Right, so this may not seem particularly relevant to everyday life in general and relationships in particular, but the reality is that in more and more marriages, joint bank accounts are a thing of the past. The level of transparency that joint bank accounts provided have been clouded by separate accounts – what’s yours is yours, and what’s mine is mine. There are roles and responsibilities in terms of the everyday running of the household, and these are often split up according to who earns what, but other than that, each person is usually responsible for their own money matters.
Danger of finances
Research has shown that finances are one of the biggest issues couples fight about. Why is this? Well, the danger is that when it comes to personal finances, we don’t address the issue logically – it becomes an emotional discussion very quickly. Another big problem is the fact that we all see things differently, and so we may not always be in agreement on how to deal with financial issues. Sitting down and discussing it doesn’t always lead to resolution.
Tips for managing financial issues:
(adapted from KeyBank)
Rather than combining or separating all the finances from the get go, try having mine, yours, and ours. This provides just enough autonomy that each of you doesn’t feel dependent on the other, but ‘ours’ also means that you begin working towards a financial future together. It’s not important to commit to one way of thinking forever – reevaluate your financial situation periodically, and if a tweak is in order, don’t be afraid to try something new. There may come a day when it makes more sense to have a joint account – do it.
Draw up a budget. We are all different, and one partner may be a spender where one is saver – have a set plan for how to spend your money.
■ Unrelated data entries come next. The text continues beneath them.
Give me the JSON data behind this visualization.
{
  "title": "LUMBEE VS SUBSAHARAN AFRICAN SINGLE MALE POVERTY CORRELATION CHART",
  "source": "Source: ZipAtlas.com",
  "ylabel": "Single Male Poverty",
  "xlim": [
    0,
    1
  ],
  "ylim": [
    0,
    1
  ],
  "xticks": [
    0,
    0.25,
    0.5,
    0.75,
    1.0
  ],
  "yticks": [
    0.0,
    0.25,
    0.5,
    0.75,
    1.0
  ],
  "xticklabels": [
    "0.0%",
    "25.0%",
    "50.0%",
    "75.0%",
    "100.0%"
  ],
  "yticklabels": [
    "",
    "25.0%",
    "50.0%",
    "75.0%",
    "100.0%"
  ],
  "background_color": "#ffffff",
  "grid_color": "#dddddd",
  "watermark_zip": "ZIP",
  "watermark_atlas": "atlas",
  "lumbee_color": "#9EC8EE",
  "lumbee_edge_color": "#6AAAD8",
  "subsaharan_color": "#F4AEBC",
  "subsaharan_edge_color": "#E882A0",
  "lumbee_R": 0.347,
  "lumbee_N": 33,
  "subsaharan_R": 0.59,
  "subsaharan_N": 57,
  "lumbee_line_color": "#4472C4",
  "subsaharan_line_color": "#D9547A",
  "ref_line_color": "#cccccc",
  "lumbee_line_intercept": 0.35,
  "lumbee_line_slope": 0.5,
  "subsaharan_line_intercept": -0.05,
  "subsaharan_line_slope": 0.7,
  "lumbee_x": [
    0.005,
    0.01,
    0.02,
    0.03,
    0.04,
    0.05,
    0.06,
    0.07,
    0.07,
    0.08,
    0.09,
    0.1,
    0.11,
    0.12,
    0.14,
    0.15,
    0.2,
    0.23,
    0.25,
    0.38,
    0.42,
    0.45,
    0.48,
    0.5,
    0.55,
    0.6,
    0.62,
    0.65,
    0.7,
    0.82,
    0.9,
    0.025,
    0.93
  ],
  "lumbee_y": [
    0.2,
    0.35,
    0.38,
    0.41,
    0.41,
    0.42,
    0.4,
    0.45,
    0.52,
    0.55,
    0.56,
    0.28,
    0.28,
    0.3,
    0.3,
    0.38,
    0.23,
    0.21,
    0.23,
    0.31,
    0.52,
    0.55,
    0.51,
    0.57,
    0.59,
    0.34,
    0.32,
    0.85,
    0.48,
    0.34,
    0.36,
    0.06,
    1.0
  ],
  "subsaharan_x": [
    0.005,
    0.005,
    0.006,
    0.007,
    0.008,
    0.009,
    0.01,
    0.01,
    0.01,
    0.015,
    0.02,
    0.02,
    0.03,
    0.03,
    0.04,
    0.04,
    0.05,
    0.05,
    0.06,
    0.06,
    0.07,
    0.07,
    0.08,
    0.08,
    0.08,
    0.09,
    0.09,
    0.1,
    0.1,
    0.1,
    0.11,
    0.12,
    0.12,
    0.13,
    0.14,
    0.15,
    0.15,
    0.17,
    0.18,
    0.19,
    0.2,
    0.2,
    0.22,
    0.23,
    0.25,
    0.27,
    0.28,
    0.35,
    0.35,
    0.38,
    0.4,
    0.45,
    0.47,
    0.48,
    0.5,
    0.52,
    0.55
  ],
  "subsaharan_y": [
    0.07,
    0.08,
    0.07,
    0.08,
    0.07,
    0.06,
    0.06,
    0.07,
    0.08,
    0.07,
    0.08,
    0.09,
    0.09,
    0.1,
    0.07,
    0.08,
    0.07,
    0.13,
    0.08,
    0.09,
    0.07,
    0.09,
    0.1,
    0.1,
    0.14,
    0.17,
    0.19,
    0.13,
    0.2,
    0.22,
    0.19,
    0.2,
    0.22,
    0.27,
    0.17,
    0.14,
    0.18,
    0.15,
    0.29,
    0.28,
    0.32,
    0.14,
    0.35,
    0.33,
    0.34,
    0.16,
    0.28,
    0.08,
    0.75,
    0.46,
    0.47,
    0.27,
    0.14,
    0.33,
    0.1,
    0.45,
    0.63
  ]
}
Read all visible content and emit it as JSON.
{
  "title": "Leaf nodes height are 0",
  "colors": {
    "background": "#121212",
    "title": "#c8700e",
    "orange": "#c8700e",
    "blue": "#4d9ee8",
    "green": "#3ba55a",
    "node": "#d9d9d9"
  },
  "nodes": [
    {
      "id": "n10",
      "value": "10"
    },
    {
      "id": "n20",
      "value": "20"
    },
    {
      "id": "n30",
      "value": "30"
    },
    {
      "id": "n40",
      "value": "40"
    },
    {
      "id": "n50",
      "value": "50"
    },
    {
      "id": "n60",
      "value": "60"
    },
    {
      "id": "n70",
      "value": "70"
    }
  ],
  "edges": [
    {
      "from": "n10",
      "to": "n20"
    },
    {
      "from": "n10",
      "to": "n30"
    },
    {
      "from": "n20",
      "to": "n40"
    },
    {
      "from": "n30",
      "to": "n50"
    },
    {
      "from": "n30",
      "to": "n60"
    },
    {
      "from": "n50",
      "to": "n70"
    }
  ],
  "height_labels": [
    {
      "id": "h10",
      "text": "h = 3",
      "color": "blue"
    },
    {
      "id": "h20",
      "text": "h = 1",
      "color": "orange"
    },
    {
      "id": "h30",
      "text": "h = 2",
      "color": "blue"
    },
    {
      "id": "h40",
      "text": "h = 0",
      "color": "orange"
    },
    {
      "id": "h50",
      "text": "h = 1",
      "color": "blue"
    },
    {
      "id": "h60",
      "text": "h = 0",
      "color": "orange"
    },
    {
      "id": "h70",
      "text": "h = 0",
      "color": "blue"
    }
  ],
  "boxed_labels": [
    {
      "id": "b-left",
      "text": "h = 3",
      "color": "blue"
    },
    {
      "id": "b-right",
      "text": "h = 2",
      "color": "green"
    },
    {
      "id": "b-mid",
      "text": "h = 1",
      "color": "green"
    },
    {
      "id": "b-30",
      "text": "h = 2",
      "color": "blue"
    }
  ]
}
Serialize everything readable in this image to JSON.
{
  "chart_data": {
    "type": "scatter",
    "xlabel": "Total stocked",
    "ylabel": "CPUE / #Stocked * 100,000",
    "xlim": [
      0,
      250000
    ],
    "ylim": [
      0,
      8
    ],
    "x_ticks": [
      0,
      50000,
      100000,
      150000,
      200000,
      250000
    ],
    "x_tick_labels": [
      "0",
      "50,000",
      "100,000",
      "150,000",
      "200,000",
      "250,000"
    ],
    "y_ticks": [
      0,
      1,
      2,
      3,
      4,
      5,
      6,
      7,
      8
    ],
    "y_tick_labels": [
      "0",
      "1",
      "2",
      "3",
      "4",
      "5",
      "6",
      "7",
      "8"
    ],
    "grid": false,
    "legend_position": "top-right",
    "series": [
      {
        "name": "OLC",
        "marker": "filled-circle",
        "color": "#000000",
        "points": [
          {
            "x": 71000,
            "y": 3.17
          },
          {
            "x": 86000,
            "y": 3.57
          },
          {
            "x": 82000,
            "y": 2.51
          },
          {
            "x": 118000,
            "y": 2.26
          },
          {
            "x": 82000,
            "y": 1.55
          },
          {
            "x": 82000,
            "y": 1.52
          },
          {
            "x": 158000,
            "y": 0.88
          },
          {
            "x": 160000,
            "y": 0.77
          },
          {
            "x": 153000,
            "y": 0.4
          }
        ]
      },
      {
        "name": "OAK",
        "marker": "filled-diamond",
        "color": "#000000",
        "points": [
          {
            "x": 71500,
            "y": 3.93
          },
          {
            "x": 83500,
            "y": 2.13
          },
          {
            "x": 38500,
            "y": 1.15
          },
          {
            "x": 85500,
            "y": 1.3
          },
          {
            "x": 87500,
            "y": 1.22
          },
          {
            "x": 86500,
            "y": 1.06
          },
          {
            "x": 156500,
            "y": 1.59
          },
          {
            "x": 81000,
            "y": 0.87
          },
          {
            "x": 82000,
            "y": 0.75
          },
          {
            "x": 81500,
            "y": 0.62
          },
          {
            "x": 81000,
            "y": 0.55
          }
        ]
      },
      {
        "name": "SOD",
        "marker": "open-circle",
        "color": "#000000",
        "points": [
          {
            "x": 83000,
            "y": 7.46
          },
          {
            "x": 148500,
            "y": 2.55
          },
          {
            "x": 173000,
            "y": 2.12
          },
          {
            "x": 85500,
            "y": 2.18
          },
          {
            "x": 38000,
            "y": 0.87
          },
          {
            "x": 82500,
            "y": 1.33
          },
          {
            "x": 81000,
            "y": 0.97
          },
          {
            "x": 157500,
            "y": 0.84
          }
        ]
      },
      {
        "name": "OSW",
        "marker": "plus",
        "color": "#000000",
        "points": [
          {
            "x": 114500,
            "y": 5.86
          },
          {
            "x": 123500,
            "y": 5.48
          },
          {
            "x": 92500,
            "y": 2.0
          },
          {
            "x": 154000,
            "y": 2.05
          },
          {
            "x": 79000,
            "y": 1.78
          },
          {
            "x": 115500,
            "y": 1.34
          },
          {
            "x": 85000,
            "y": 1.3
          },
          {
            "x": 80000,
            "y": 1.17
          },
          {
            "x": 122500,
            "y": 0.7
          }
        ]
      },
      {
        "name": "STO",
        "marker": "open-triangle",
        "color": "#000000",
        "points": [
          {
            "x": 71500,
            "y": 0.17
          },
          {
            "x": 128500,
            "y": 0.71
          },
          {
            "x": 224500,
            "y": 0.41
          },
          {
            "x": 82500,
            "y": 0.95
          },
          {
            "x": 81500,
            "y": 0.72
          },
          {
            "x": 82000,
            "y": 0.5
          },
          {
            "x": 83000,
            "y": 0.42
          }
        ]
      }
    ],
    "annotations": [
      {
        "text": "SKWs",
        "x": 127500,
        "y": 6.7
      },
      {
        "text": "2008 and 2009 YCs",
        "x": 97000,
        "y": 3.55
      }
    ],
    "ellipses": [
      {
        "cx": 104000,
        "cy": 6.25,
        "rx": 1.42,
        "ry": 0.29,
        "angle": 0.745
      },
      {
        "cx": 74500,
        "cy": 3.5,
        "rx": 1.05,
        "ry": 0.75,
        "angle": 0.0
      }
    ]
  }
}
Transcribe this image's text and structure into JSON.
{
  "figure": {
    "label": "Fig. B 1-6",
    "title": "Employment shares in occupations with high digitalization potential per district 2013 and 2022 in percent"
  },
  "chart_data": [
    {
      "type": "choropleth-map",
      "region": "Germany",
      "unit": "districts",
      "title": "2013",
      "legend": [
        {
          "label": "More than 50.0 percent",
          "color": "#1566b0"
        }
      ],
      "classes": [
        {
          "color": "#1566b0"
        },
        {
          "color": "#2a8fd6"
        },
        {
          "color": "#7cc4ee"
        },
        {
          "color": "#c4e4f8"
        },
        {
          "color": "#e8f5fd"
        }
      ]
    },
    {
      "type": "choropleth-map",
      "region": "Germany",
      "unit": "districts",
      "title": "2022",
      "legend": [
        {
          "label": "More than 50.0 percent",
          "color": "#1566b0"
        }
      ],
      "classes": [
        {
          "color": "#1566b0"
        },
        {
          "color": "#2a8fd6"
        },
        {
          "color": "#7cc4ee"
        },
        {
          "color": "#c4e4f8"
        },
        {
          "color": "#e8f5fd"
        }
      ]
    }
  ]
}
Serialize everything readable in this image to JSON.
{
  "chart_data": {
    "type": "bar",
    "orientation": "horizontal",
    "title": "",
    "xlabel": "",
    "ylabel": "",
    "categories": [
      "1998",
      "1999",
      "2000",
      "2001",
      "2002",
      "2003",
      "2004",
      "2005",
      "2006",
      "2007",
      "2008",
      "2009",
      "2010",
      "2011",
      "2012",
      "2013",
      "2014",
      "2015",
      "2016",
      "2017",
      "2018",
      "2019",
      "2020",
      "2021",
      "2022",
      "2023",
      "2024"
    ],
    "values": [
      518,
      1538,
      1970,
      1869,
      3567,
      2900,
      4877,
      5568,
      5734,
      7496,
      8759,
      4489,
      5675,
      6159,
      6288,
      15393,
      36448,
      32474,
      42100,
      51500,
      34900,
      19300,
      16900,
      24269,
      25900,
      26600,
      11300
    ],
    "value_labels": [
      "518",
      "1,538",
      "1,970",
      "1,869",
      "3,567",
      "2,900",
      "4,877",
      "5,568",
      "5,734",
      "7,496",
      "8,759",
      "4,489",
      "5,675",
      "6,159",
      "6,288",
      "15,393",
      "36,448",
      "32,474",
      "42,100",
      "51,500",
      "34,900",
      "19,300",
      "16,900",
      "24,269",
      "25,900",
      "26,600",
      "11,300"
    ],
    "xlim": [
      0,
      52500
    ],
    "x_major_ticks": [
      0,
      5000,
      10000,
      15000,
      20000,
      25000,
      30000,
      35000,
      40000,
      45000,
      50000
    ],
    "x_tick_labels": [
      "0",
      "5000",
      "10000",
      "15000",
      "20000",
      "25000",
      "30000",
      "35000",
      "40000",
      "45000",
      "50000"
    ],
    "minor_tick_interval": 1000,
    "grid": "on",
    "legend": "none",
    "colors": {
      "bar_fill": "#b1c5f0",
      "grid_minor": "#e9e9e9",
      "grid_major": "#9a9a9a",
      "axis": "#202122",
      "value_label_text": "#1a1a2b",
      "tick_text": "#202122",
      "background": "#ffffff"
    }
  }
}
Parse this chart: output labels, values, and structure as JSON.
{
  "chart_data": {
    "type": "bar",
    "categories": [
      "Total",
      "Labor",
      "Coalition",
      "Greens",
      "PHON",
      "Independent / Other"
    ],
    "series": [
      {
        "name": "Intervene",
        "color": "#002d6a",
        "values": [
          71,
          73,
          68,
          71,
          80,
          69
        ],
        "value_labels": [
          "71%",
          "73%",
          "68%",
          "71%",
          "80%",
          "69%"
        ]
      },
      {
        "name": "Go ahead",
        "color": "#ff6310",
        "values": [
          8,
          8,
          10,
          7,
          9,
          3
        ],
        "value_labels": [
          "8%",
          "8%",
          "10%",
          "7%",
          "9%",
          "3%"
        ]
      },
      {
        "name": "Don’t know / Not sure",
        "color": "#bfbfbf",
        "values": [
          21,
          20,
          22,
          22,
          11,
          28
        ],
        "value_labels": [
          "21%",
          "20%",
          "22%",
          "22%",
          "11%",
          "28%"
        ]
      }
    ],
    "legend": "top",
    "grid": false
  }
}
Remember that it’s a plan, but don’t freak out if it gets deviated from once in a while. Keep to it as far as possible, but know that life also happens.
Invest, invest, invest! Speak to a financial adviser and get help on saving money for your future. If your car breaks down you won’t simply try fix it by hoping for the best; how much more important is your financial future/retirement?
The very most important aspect when it comes to finances is complete transparency. This includes debts incurred, any financial responsibilities outside of the immediate relationship, and even day-to-day spending. Secrets are the quickest way to cause destruction in a marriage.
Finally, plan for a rainy day. Bad things happen sometimes, so be prepared for them. Have enough saved up that should anything go wrong, you have at least a small respite.